Wie bist du auf das Thema Veganismus aufmerksam geworden und seit wann lebst du vegan?
Vor fünf Jahren war ich mit Freunden in einem All-you-can-eat-Restaurant in Meran, damals aß ich noch alles. Als ich auf dem Buffet diese Berge an Fleisch und Fisch sah, wurde mir erstmals bewusst, dass es sich hier um Lebewesen handelt, die von irgendwo herkommen müssen. Da kam mir in den Sinn: Irgendwas läuft hier falsch. Nach diesem Erlebnis wurde ich zunächst Vegetarier. Vor zwei Jahren ging ich nach Australien, wo ich auf einer Veranstaltung von Tieraktivisten („Anonymous for the Voiceless“) zum ersten Mal mit dem Thema Veganismus konfrontiert wurde. Dort wurden Videos von Schlachthöfen, Tierfarmen und Tierindustrie gezeigt. Mit einer Aktivistin, der ich erzählte, ich sei Vegetarier, hatte ich eine Stunde lang ein Gespräch – das inspirierendste meines Lebens. Dieser Tag war für mich wie eine Neugeburt, denn ich hatte das Gefühl, etwas Essenzielles eingesehen zu haben: Jahrelang habe ich nach einem Muster gelebt, einfach nur, weil ich es so gewohnt war. Und dafür mussten Unmengen an Tieren leiden und sterben. Dieses Muster abzuwerfen war eine unglaubliche Befreiung. Seitdem lebe ich vegan, das heißt: Ich ernähre mich nicht nur rein pflanzlich, sondern kaufe auch keine Lederprodukte, gehe nicht in den Zoo oder Zirkus und lehne alle Produkte mit Tierversuchen ab.

Dir geht es also weniger um ökologische oder gesundheitliche Aspekte des Veganismus, sondern vor allem um das Tierleid. Warum?
Ganz genau. Es ist extrem wichtig, dass man sich in die Rolle des Opfers begibt. Es ist leicht zu argumentieren, der Mensch sei schon immer Fleischfresser gewesen, es gehöre zur Tradition usw. Aber wenn man sich in die Position des Tieres begibt und nachvollzieht, was es alles durchmachen muss, während es für uns eine ziemlich einfache Entscheidung ist, auf alternative pflanzliche Produkte umzusteigen, gibt es keine Argumente mehr für einen nicht-veganen Lebensstil. Niemand auf der Welt wird rücksichtsloser ausgebeutet als Tiere: 74 Milliarden Landtiere pro Jahr existieren nur für den menschlichen Konsum, das sind 10 Mal mehr Nutztiere als die Erde Einwohner hat. Aufgerechnet auf 5 oder 10 Jahren ergibt das unglaubliche Mengen an geschlachteten und misshandelten Tieren. Fische sind hier noch gar nicht mitgezählt.

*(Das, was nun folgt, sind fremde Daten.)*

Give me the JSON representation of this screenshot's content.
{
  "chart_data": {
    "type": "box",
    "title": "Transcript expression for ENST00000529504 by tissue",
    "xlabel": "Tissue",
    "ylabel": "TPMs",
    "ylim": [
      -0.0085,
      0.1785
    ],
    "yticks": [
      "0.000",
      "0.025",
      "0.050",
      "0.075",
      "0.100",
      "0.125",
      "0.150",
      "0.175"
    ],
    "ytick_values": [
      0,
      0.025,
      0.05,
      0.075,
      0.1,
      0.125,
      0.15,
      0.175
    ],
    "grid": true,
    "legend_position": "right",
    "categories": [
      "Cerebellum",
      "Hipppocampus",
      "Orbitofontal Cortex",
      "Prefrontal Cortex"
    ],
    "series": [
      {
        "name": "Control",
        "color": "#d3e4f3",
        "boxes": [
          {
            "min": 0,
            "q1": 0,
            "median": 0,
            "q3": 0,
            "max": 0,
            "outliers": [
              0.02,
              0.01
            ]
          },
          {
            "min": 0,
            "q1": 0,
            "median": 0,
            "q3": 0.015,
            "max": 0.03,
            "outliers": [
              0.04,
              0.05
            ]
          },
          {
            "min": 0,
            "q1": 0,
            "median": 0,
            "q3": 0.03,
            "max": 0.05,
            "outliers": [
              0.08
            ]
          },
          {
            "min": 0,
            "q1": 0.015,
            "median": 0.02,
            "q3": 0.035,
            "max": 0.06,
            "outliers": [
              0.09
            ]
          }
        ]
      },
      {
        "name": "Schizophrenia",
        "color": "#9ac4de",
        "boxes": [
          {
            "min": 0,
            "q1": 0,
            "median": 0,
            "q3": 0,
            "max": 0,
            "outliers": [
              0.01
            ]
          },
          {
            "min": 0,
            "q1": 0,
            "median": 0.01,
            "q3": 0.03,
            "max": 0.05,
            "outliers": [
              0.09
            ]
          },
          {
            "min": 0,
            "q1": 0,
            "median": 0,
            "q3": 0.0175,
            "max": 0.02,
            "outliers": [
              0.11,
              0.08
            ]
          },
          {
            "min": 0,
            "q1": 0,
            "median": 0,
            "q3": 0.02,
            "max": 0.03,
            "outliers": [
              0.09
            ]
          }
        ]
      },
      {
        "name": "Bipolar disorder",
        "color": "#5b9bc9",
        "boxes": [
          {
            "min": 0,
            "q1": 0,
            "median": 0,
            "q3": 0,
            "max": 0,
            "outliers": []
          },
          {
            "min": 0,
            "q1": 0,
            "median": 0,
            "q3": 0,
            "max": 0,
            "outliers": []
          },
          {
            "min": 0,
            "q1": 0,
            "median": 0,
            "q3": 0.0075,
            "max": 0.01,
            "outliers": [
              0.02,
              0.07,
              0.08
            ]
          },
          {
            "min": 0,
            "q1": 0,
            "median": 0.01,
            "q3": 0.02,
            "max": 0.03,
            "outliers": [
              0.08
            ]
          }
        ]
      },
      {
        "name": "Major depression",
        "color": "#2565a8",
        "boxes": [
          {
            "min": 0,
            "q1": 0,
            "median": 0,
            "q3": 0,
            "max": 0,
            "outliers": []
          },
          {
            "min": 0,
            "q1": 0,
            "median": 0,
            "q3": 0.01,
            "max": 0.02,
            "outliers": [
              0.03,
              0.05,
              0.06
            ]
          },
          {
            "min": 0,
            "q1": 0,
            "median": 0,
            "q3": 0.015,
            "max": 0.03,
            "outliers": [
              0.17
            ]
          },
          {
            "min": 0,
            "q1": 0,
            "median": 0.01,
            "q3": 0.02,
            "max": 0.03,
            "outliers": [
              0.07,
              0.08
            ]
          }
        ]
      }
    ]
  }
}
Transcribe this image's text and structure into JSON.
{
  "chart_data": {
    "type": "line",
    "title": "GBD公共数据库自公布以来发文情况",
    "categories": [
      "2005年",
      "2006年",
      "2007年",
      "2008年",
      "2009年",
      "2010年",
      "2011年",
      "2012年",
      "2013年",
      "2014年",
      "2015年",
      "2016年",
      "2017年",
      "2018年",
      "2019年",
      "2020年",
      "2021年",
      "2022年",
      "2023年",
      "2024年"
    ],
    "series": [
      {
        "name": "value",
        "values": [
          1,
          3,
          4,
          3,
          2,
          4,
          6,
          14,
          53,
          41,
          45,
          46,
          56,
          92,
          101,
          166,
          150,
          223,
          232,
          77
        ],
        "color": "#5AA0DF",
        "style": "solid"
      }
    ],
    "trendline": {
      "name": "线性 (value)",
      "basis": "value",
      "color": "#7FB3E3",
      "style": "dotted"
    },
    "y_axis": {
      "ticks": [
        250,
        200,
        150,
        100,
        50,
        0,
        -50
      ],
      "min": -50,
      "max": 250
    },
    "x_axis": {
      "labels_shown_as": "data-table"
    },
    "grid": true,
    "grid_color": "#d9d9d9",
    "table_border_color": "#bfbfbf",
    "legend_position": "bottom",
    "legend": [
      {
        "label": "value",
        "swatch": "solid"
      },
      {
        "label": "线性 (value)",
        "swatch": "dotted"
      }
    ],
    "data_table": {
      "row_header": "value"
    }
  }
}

„Als Veganer vorzichtet mon af nix, mon entscheidet sich aktiv dorzua, des nimmer zu unterstützen, dass Tiere ausgebeutet und ermordet werden“ – ein Zitat aus deinem Podcast “Af Dialekt”. Dennoch stehen viele Menschen einem veganen Leben skeptisch gegenüber, weil sie finden, auf zu viel „verzichten“ zu müssen. Was entgegnest du diesen Bedenken?
Zunächst würde ich entgegnen: Was wiegt mehr – ein vorübergehender Genuss für deine Geschmacksknospen oder die komplette Existenz eines Tieres? Man muss sich bewusst machen, warum jemand vegan lebt. Und wenn man die Motivation dahinter wirklich versteht und sich mit dem Opfer, also dem Tier, verbindet, dann redet man auch nicht mehr von „Verzicht“. Ich sage ja auch nicht: „Ich verzichte auf Rassismus“ oder “Ich verzichte darauf, meine Frau zu schlagen.“ Zu diesem Thema würde ich übrigens jedem die Dokumentation “Dominion” empfehlen.

Wir töten den Fisch, um das Algenöl aus seinem Körper zu bekommen, das wir eigentlich direkt von der Pflanze kriegen könnten.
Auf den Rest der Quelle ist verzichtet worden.